Dislexia ou Disortografia? O que as distingue?

Ambas pertencem ao leque das Dificuldades de Aprendizagem Específicas, mas são problemáticas distintas. A prevalência da dislexia é muito mais frequente que a disortografia e é possível que esta exista sem que esteja presente a primeira.

A dislexia reflete uma dificuldade no processamento da linguagem, onde há fragilidade na consciência fonémica, na capacidade de segmentar fonemas e formar palavras.  A criança com dislexia apresenta dificuldades na descodificação e compreensão da mensagem escrita, o que origina problemas na aprendizagem da leitura. A disortografia ocorre quando o aluno tem um défice na expressão escrita, não conseguindo exprimir nem organizar os seus pensamentos segundo regras gramaticais, apesar de comunicar oralmente, de copiar palavras e conseguir escrevê-las quando ditadas. Esta perturbação específica da escrita afeta a correção ortográfica, a precisão gramatical, a pontuação, bem como a clareza ou organização da expressão escrita.

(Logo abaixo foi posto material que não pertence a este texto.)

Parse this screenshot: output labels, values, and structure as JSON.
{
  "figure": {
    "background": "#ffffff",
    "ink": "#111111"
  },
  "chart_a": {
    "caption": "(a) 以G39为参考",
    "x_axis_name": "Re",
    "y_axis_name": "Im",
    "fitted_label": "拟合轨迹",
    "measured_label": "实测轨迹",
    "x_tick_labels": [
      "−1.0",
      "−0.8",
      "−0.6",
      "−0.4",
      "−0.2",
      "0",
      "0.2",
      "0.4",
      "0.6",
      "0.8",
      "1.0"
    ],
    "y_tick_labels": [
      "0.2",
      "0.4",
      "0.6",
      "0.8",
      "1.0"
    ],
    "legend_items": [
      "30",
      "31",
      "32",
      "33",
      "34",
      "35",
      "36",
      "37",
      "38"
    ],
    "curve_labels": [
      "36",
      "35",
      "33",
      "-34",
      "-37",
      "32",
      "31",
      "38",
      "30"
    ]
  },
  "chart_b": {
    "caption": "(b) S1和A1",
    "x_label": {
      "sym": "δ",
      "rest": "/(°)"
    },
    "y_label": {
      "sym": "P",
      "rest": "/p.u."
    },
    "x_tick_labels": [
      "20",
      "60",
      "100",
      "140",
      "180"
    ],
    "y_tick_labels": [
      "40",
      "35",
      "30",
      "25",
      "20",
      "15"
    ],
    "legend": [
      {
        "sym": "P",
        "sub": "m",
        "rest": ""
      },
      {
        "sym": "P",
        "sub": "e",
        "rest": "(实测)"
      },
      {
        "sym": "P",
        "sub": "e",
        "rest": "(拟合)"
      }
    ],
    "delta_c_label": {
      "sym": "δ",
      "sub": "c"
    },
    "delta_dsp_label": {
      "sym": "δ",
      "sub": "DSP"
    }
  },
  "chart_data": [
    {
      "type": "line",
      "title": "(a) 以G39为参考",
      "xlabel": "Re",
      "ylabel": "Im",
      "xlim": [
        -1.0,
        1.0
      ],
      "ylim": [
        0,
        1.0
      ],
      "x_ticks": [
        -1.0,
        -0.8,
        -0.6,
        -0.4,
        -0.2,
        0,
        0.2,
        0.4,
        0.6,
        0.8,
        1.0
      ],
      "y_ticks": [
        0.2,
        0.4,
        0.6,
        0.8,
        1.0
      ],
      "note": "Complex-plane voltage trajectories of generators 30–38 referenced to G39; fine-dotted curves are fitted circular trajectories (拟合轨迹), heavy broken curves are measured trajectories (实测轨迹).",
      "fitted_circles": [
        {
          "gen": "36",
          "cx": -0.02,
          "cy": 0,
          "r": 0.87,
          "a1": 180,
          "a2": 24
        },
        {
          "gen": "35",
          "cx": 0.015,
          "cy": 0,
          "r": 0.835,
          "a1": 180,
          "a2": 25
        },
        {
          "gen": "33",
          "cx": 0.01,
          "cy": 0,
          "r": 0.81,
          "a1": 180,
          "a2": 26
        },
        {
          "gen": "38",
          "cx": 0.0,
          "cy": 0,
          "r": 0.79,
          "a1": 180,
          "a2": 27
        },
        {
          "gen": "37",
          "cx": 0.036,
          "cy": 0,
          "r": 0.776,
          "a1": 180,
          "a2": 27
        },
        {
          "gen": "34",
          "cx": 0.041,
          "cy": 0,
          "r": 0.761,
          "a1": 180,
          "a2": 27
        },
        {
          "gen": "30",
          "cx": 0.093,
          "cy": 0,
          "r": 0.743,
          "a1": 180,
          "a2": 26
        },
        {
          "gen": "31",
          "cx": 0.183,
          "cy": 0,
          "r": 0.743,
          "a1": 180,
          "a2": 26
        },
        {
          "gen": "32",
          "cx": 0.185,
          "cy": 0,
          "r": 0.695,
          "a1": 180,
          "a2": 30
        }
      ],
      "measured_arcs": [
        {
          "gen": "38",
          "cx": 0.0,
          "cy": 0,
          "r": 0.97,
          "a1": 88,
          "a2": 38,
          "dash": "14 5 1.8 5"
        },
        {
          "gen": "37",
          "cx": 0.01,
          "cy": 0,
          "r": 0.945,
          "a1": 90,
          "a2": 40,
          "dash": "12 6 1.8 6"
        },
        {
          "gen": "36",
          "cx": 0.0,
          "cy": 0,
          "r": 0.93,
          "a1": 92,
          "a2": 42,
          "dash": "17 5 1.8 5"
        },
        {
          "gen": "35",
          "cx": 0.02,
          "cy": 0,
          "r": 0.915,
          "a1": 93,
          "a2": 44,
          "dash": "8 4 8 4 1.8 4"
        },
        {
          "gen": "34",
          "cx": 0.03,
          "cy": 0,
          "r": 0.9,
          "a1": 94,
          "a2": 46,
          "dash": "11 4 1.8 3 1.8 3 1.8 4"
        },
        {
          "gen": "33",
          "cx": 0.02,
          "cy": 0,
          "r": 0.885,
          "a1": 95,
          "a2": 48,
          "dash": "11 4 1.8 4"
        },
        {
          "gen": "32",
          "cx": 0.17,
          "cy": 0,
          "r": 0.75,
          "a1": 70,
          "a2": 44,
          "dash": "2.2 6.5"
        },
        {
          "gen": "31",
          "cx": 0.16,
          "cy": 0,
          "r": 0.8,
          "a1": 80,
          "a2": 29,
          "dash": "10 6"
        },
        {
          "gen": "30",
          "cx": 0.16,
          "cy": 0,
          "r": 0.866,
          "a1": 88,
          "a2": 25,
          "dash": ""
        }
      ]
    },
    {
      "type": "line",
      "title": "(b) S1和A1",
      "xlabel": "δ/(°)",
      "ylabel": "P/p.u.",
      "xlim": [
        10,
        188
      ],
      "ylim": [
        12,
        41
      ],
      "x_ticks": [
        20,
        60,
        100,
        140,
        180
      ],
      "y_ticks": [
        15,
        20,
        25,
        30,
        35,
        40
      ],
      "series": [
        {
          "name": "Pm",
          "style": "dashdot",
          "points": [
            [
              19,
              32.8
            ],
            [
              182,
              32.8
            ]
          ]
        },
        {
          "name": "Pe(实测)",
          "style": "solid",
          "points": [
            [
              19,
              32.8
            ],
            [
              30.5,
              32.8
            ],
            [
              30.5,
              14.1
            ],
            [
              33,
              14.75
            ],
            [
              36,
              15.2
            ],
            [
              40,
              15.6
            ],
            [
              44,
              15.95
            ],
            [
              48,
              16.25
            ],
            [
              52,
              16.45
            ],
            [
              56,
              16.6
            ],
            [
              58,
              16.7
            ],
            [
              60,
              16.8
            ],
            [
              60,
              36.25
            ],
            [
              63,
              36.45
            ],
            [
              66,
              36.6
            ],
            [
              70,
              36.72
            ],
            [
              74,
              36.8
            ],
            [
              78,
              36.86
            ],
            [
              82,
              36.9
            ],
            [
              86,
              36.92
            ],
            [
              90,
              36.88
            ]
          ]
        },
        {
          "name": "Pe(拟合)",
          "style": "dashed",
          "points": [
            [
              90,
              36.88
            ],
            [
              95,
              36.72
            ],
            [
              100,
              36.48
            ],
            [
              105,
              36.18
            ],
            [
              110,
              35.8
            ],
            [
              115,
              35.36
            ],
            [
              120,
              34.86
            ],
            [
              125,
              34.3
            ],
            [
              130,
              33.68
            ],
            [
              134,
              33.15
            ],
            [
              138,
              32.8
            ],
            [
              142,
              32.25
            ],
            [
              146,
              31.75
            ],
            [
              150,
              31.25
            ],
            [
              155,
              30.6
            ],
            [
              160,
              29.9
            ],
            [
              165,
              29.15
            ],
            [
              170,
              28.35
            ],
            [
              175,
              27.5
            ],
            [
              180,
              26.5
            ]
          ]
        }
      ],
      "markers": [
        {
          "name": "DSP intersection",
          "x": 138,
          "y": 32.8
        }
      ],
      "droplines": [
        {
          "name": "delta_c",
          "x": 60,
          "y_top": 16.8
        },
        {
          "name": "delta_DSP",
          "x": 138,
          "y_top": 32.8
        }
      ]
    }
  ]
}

Quais as características destas problemáticas?

No caso da dislexia, varia de aluno para aluno e manifesta-se nas seguintes dificuldades: estabelecer a relação fonema-grafema; manipular os sons da palavra; ler palavras novas ou desconhecidas adequadas ao seu ano de escolaridade; dividir as palavras; recuperar da memória sons e letras; inverter e/ou omitir letras na leitura e na escrita; velocidade leitora; apreender o significado da mensagem, logo, na interpretação de textos. Estas crianças tendem a rejeitar a leitura, recusando muitas vezes atividades em que têm de ler, com receio de revelarem os erros que cometem.

Algumas das características associadas à disortografia são: falta de vontade para escrever;  textos reduzidos, com uma organização pobre e pontuação inadequada; muitos erros ortográficos com omissões, adições e/ou inversões de letras, de sílabas ou de palavras, troca de símbolos linguísticos que se parecem sonoramente (“cadela”/“canela”), substituição de letras que se distinguem pela sua posição no espaço (“p”/“q”), confusão com fonemas que apresentam dupla grafia (“x”/“ch”), junção de sílabas pertencentes a duas palavras (“no diaseguinte”) ou separação de palavras incorretamente (“a deus”); ausência de regras de pontuação; início das frases sem letra maiúscula; ou falha na forma correta de separação das palavras ao mudar de linha.

Quais os métodos de intervenção?

Após a avaliação da criança, de preferência por uma equipa multidisciplinar, realiza-se um plano de intervenção adequado às suas necessidades. E para que haja bons resultados, deve haver partilha de informação e um trabalho em conjunto entre pais, professores e terapeutas que intervêm junto do aluno.

Quando diagnosticada dislexia, é de valorizar o recurso a uma terapia multissensorial, onde a criança aprende pelo uso de todos os sentidos, isto é, métodos que combinam a audição, a visão e o tato para ajudar o aluno a ler e a soletrar corretamente as palavras. Não existe um tratamento padrão adequado a todas as crianças com dislexia, pelo que o recurso a uma intervenção individualizada será fundamental.

Na reeducação da disortografia, deve existir uma diversidade de técnicas que vão ao encontro não apenas da correção dos erros ortográficos, mas também da perceção auditiva, visual e espácio-temporal, bem como da memória auditiva e visual. Deve-se ter em conta as reais capacidades e dificuldades da criança, para que o plano de intervenção seja facilitador do processo de aprendizagem desta.